Bluebooking, the bane of a lawyers life and a cleaner life

(cleaned up)

Yes, back in 1976 I got my Bluebook and throughout the three years of law school, it was a regular reference.  Ah, but it continues to be a daily tool–for motions, briefs, and such.  I fear one day I’ll Bluebook a conversation with a relative or friend in everyday conversation.

One of the common questions is how best to quote, be it an appellate decision or a law journal.  Jack Metzler proposes a solution,  In Cleaning Up Quotations, to be published in 18 J. APP. PRAC. & PROCESS.

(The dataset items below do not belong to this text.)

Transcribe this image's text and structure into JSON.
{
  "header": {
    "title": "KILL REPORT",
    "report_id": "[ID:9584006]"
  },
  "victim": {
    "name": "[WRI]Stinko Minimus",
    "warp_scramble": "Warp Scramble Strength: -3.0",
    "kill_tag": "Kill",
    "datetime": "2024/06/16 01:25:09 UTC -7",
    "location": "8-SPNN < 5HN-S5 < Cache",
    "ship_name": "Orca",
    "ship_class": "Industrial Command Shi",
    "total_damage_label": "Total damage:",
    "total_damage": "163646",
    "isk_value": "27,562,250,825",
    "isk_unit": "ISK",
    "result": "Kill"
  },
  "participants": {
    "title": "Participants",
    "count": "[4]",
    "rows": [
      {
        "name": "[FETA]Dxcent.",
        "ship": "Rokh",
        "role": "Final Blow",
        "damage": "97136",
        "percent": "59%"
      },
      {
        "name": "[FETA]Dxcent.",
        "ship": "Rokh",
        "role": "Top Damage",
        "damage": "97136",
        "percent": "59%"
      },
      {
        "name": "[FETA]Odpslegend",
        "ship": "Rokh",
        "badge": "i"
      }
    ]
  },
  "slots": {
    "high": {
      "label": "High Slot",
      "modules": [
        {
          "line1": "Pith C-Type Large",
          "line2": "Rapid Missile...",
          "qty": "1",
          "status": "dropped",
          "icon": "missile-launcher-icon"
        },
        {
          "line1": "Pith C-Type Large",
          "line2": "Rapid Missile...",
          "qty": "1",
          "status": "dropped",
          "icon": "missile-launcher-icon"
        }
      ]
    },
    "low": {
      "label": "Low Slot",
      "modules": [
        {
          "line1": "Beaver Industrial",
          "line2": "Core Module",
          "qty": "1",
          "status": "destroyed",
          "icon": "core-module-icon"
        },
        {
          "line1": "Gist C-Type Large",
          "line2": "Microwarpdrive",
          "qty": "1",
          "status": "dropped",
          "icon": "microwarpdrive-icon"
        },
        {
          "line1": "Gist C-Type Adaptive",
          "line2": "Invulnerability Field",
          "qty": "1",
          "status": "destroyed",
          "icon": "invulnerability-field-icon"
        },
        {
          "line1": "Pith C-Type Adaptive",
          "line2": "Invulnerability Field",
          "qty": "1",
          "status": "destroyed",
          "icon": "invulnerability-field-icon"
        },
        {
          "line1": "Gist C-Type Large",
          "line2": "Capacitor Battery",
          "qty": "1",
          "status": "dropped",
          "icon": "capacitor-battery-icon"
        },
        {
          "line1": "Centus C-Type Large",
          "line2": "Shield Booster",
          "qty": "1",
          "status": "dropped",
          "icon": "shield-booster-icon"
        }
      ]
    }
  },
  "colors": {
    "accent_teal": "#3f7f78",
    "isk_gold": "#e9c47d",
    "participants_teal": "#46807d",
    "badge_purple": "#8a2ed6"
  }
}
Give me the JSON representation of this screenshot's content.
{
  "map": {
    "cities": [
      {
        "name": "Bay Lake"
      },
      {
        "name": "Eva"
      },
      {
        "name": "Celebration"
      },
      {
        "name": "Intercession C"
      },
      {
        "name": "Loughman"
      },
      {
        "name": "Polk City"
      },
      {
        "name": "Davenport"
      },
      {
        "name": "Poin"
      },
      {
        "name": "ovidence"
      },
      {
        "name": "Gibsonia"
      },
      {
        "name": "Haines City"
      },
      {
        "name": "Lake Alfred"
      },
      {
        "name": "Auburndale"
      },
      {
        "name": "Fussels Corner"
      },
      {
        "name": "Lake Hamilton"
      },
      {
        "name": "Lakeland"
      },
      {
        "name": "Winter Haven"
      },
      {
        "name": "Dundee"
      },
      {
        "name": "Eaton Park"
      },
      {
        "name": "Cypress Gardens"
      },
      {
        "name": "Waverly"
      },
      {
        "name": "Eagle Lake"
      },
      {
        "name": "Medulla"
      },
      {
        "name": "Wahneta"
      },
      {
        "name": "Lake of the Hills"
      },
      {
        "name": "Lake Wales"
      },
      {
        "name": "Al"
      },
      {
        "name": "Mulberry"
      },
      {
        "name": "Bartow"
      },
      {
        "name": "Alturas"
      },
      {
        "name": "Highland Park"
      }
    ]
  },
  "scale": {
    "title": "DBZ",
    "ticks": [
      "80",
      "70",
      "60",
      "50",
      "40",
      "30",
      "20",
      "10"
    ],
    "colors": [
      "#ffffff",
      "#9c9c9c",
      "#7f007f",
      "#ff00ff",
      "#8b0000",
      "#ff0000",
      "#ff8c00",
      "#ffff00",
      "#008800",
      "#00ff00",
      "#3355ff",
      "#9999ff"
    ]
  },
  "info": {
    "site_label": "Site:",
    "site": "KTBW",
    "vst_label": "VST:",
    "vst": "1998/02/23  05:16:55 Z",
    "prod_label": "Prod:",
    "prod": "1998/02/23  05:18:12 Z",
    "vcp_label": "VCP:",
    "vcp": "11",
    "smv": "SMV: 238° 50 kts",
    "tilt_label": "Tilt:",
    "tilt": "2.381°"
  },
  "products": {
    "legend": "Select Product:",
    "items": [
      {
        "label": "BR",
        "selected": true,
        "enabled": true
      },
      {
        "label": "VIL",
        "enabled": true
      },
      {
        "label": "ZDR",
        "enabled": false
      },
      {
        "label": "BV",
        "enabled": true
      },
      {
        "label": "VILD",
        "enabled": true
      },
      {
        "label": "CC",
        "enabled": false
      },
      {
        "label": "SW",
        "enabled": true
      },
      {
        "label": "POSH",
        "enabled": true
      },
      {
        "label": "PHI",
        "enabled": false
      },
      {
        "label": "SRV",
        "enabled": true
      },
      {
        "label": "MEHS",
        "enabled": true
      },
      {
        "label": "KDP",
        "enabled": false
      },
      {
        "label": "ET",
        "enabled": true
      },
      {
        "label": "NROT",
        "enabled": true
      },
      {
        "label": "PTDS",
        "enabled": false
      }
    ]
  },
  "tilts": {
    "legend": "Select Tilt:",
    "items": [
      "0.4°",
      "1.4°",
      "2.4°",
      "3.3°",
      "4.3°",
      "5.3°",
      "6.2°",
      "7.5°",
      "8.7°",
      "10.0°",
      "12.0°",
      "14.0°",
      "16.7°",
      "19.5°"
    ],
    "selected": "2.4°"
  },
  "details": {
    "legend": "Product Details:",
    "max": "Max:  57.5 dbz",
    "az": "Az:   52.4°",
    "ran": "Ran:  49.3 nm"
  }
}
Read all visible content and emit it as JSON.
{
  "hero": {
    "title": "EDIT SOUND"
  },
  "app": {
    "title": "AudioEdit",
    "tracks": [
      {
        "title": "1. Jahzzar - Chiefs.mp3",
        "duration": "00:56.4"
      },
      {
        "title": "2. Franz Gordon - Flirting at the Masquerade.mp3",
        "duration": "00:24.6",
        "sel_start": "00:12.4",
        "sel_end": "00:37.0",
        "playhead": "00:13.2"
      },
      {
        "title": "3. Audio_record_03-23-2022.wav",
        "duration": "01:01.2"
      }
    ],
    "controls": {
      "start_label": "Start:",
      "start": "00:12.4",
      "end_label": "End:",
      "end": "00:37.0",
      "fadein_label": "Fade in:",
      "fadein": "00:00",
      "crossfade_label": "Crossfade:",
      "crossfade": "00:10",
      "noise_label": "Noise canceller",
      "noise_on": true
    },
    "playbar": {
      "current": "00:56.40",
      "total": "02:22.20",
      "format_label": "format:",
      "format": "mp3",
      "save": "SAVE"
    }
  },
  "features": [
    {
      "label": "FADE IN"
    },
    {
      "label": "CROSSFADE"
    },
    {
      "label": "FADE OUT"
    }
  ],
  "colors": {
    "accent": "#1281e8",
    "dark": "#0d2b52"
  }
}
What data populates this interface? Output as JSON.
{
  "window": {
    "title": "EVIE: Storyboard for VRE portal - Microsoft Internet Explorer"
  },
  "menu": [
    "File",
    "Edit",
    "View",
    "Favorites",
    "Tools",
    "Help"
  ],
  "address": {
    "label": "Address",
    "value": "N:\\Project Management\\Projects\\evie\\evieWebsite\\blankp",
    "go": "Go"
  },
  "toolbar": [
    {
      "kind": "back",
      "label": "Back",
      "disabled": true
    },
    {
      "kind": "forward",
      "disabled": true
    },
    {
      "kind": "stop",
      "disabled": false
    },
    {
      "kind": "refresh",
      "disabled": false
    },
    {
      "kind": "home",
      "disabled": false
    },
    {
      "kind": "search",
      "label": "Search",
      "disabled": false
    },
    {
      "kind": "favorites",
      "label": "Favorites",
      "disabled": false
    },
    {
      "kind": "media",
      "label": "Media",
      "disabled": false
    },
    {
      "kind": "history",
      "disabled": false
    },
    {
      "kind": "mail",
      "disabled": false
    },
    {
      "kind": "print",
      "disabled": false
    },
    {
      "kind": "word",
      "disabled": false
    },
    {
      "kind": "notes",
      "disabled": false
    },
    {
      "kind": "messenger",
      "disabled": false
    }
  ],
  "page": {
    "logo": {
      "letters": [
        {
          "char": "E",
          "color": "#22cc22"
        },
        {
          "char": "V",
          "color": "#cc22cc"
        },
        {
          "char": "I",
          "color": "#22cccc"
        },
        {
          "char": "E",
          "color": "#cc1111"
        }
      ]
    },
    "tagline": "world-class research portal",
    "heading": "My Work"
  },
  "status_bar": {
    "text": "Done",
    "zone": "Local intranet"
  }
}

So it often turns out that the best quotation for a proposition is one in which a judge has quoted some other judge, and there’s a good chance that judge was quoting yet another.The Bluebook dictates how to cite the original source of quoted material, how to indicate that the quotation contains a quotation, and how to show any alterations to the immediate source or the original source. But once the quotation contains a quotation, the Bluebook rules often mean that good quotes quickly acquire a significant amount of citation baggage that makes it difficult to use them without significantly distracting from the author’s point or increasing the author’s work for little substantive gain.

His solution is quite elegant and I hope the Bluebook soon includes his suggestion.

While looking into the article I found The Journal of Appellate Practice & Process is available for a $25.00 a year subscription.  It is advertised as “a professionally edited publication that provides a forum for creative thought and dialogue about the operation of appellate courts and their influence on the development of the law.”  (Note, I get nothing for telling you this.)